From Social Science to Social Policy: How Research is Improving Government
Former White House adviser Cass Sunstein and Nobel Prize winner Daniel Kahneman will discuss Obama's executive order to incorporate behavioral science insights into how people make decisions into their federal programs. Kenneth Prewitt (Columbia University) will moderate the discussion.
Thursday, March 3, 2016
6:00 - 8:00 p.m. The New School Theresa Lang Community and Student Center 55 West 13th Street New York City, NY
Speakers:
Cass R. Sunstein AB ’75, JD ‘78
Robert Walmsley University Professor, Harvard University
Cass R. Sunstein is the Robert Walmsley University Professor at Harvard Law School. He clerked for Justice Benjamin Kaplan of Massachusetts Supreme Judicial Court and Justice Thurgood Marshall of the U.S. Supreme Court. He worked as an attorney-advisor in the Office of the Legal Counsel of the U.S. Department of Justice and was a faculty member at the University of Chicago Law School from 1981 to 2008. From 2009 to 2012, he served as Administrator of the White House Office of Information and Regulatory Affairs. From 2013 to 2014, he served on the President's Review Group on Intelligence and Communications Technologies.
Sunstein is the author of hundreds of articles and dozens of books, including Republic.com (2001), Nudge: Improving Decisions About Health, Wealth, and Happiness(with Richard H. Thaler 2008), and Simpler (2013). His latest books are The World According to Star Wars (2016) and The Ethics of Influence (2016).
Sunstein received his bachelor of arts from Harvard College in 1975 and his doctorate in law from Harvard Law School in 1978.
Daniel Kahneman
Eugene Higgins Professor of Psychology, Emeritus, and Professor of Psychology and Public Affairs, Princeton University,
EmeritusDaniel Kahneman is Professor of Psychology and Public Affairs Emeritus at the Woodrow Wilson School, the Eugene Higgins Professor of Psychology Emeritus at Princeton University, and a fellow of the Center for Rationality at the Hebrew University in Jerusalem.
Dr. Kahneman has held the position of professor of psychology at the Hebrew University in Jerusalem (1970-1978), the University of British Columbia (1978-1986), and the University of California, Berkeley (1986-1994). Dr. Kahneman is a member of the National Academy of Science, the Philosophical Society, the American Academy of Arts and Sciences and a fellow of the American Psychological Association, the American Psychological Society, the Society of Experimental Psychologists, and the Econometric Society. He has been the recipient of many awards, among them the Distinguished Scientific Contribution Award of the American Psychological Association (1982) and the Grawemeyer Prize (2002), both jointly with Amos Tversky, the Warren Medal of the Society of Experimental Psychologists (1995), the Hilgard Award for Career Contributions to General Psychology (1995), the Nobel Prize in Economic Sciences (2002), the Lifetime Contribution Award of the American Psychological Association (2007), and the Presidential Medal of Freedom (2013). Dr. Kahneman holds honorary degrees from numerous Universities.
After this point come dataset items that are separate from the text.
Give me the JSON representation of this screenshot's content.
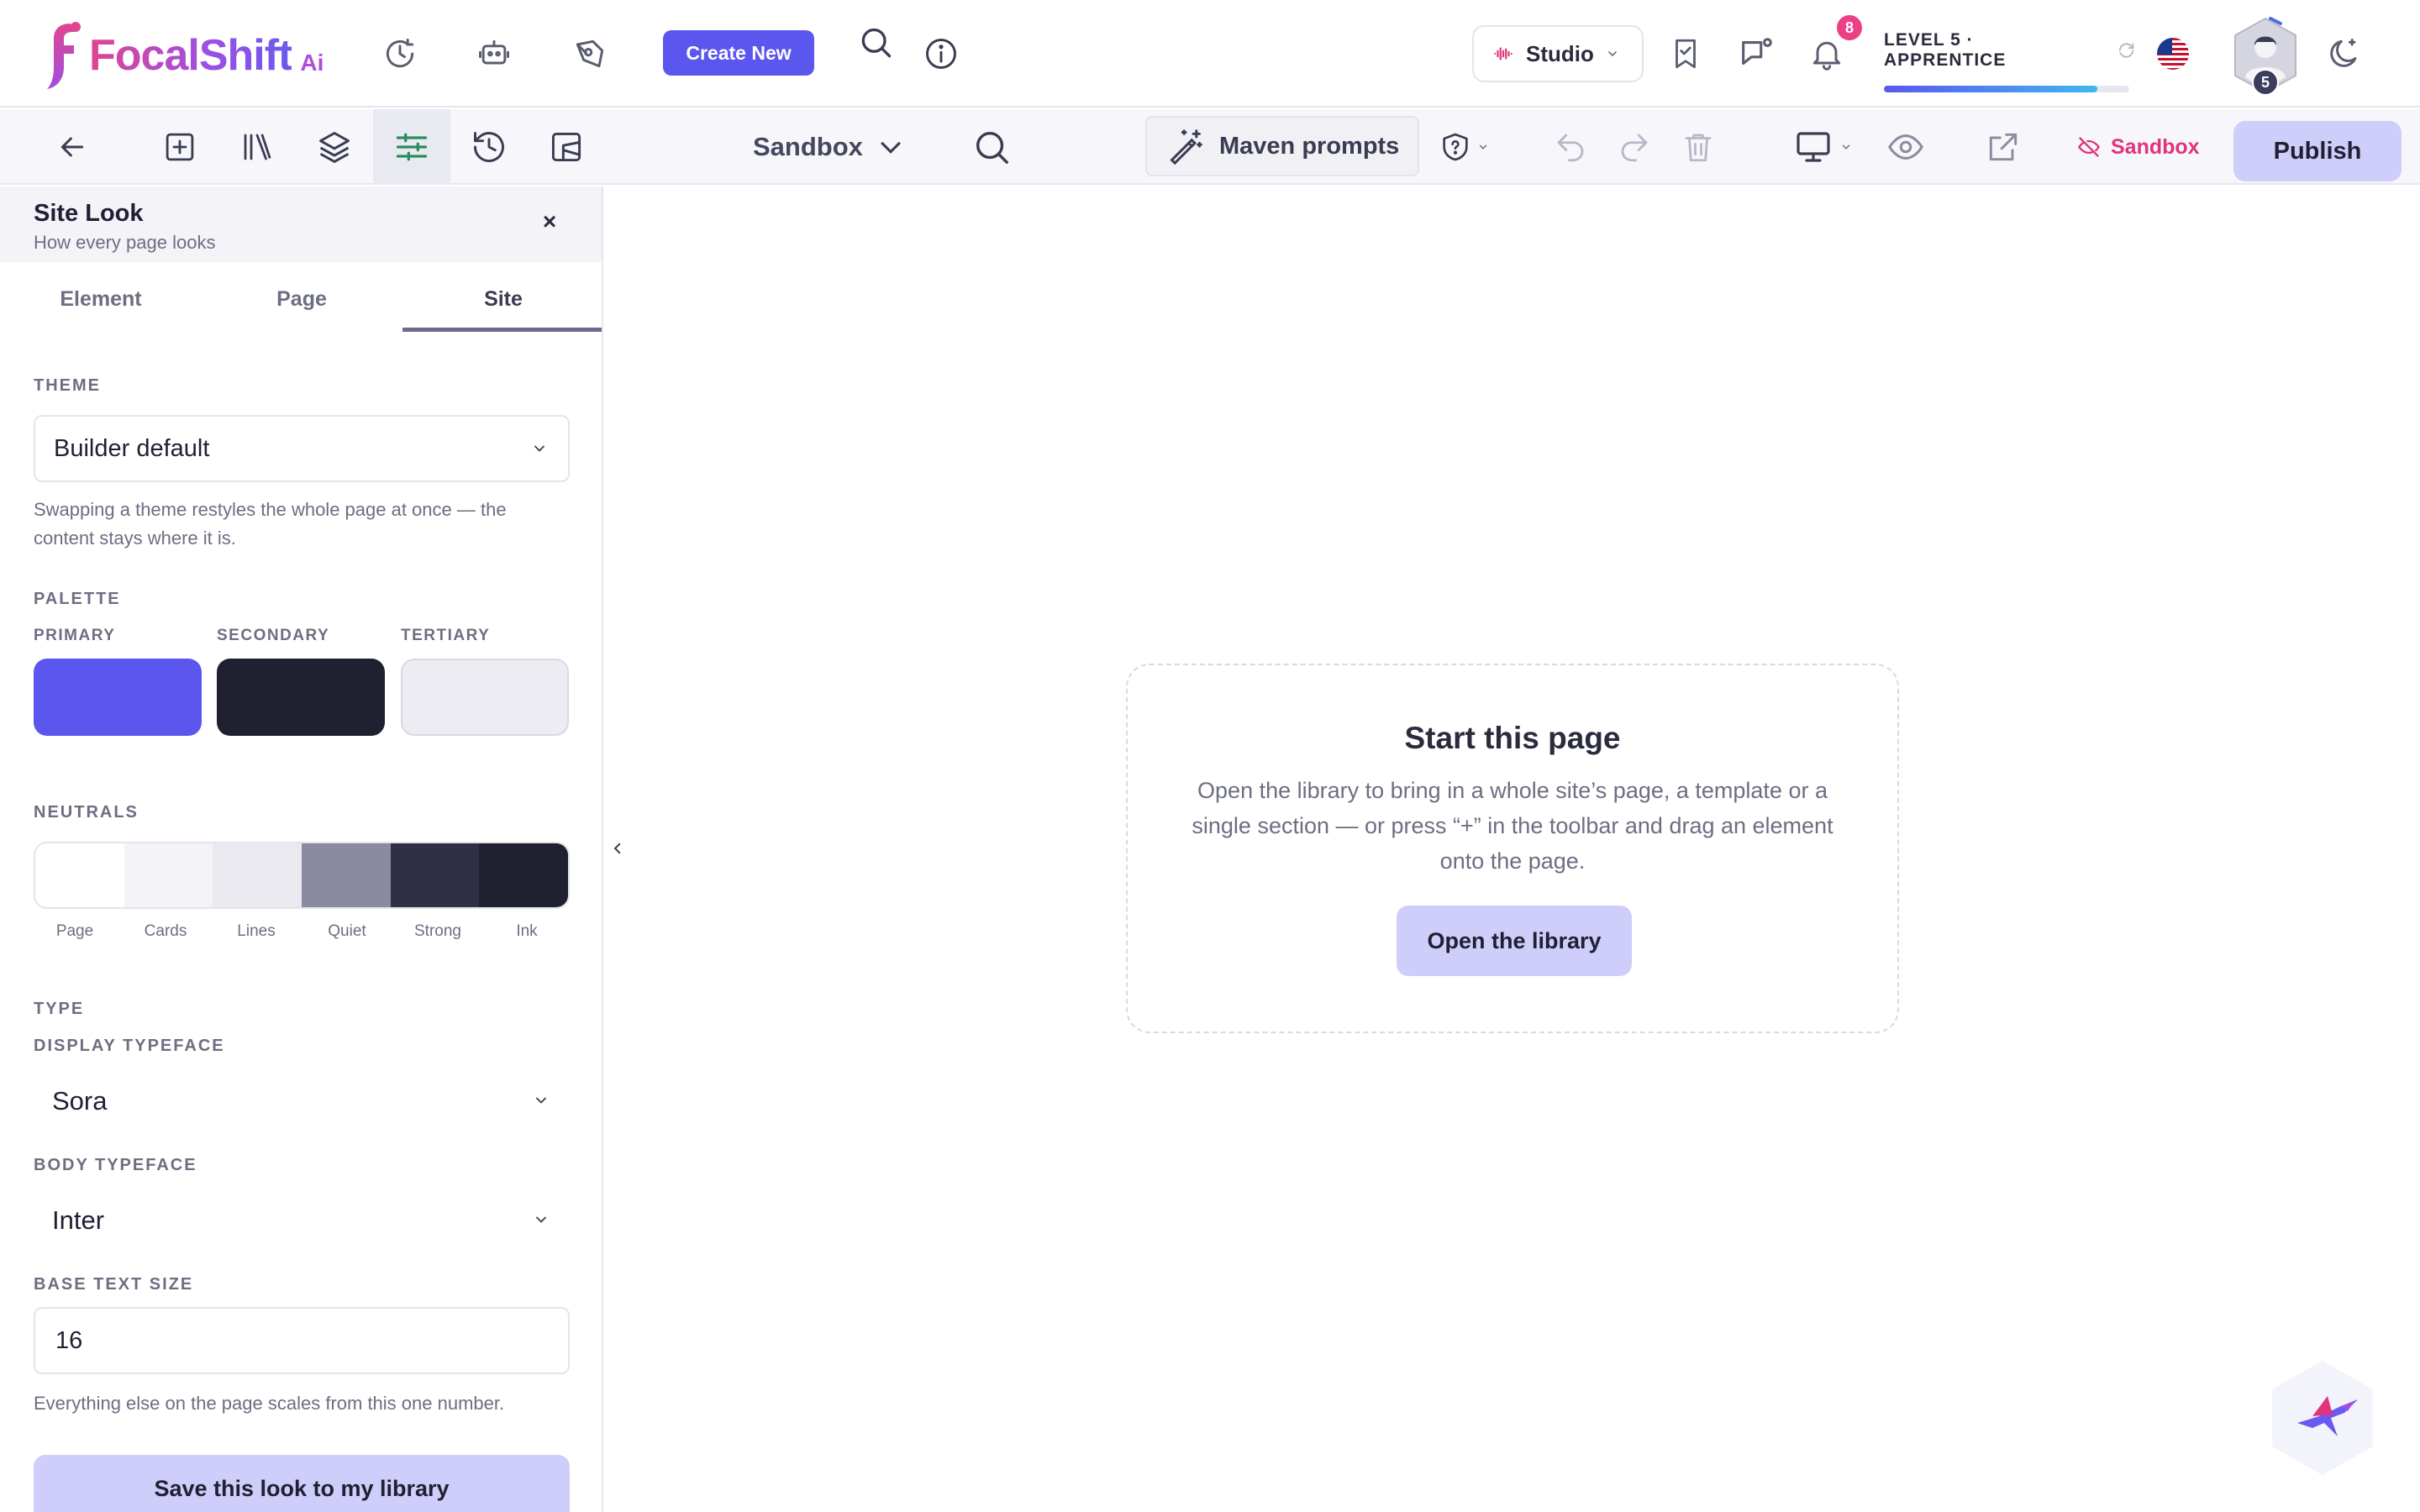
{
  "brand": {
    "name": "FocalShift",
    "suffix": "Ai"
  },
  "header": {
    "create_label": "Create New",
    "studio_label": "Studio",
    "notifications_count": "8",
    "level_label": "LEVEL 5 · APPRENTICE",
    "level_progress": 0.87,
    "avatar_level": "5"
  },
  "toolbar": {
    "page_selector": "Sandbox",
    "maven_label": "Maven prompts",
    "sandbox_tag": "Sandbox",
    "publish_label": "Publish"
  },
  "panel": {
    "title": "Site Look",
    "subtitle": "How every page looks",
    "close_glyph": "×",
    "tabs": [
      {
        "label": "Element"
      },
      {
        "label": "Page"
      },
      {
        "label": "Site"
      }
    ],
    "active_tab": "Site",
    "theme": {
      "label": "THEME",
      "value": "Builder default",
      "help": "Swapping a theme restyles the whole page at once — the content stays where it is."
    },
    "palette": {
      "label": "PALETTE",
      "swatches": [
        {
          "label": "PRIMARY",
          "color": "#5b57ee"
        },
        {
          "label": "SECONDARY",
          "color": "#1f2030"
        },
        {
          "label": "TERTIARY",
          "color": "#ececf2"
        }
      ]
    },
    "neutrals": {
      "label": "NEUTRALS",
      "items": [
        {
          "label": "Page",
          "color": "#ffffff"
        },
        {
          "label": "Cards",
          "color": "#f4f4f8"
        },
        {
          "label": "Lines",
          "color": "#e9e9ef"
        },
        {
          "label": "Quiet",
          "color": "#8a8aa0"
        },
        {
          "label": "Strong",
          "color": "#2f2f45"
        },
        {
          "label": "Ink",
          "color": "#1f2030"
        }
      ]
    },
    "type": {
      "label": "TYPE",
      "display_label": "DISPLAY TYPEFACE",
      "display_value": "Sora",
      "body_label": "BODY TYPEFACE",
      "body_value": "Inter",
      "base_size_label": "BASE TEXT SIZE",
      "base_size_value": "16",
      "base_size_help": "Everything else on the page scales from this one number."
    },
    "save_label": "Save this look to my library"
  },
  "canvas": {
    "empty_title": "Start this page",
    "empty_desc": "Open the library to bring in a whole site’s page, a template or a single section — or press “+” in the toolbar and drag an element onto the page.",
    "open_library_label": "Open the library"
  },
  "colors": {
    "accent": "#5b57ee",
    "accent_soft": "#cfcdfa",
    "pink": "#e0347c"
  }
}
Kenneth Prewitt Carnegie Professor of Public Affairs, Special Advisor to the President, School of Public Affairs, Columbia University
Kenneth Prewitt is the Carnegie Professor of Public Affairs and the Vice-President for Global Centers. He taught Political Science at the University of Chicago from 1965-1982, and for shorter stints was on the faculty of Stanford University, Washington University, the University of Nairobi, Makerere University and the Graduate Faculty at the New School University (where he was also Dean).
Prewitt's professional career also includes: Director of the United States Census Bureau, Director of the National Opinion Research Center, President of the Social Science Research Council, and Senior Vice President of the Rockefeller Foundation. He is a fellow of the American Academy of Arts and Sciences, the American Academy of Political and Social Science, the American Association for the Advancement of Science, the Center for the Advanced Study in the Behavioral Sciences, the Russell-Sage Foundation, and member of other professional associations, including the Council on Foreign Relations. Among his awards are a Guggenheim Fellowship, honorary degrees from Carnegie Mellon and Southern Methodist University, a Distinguished Service Award from the New School for Social Research, the Officer's Cross of the Order of Merit from the Federal Republic of Germany, the Charles E. Merriam Lifetime Career Award, American Political Science Association and a Lifetime National Associate of the NRC/NAS.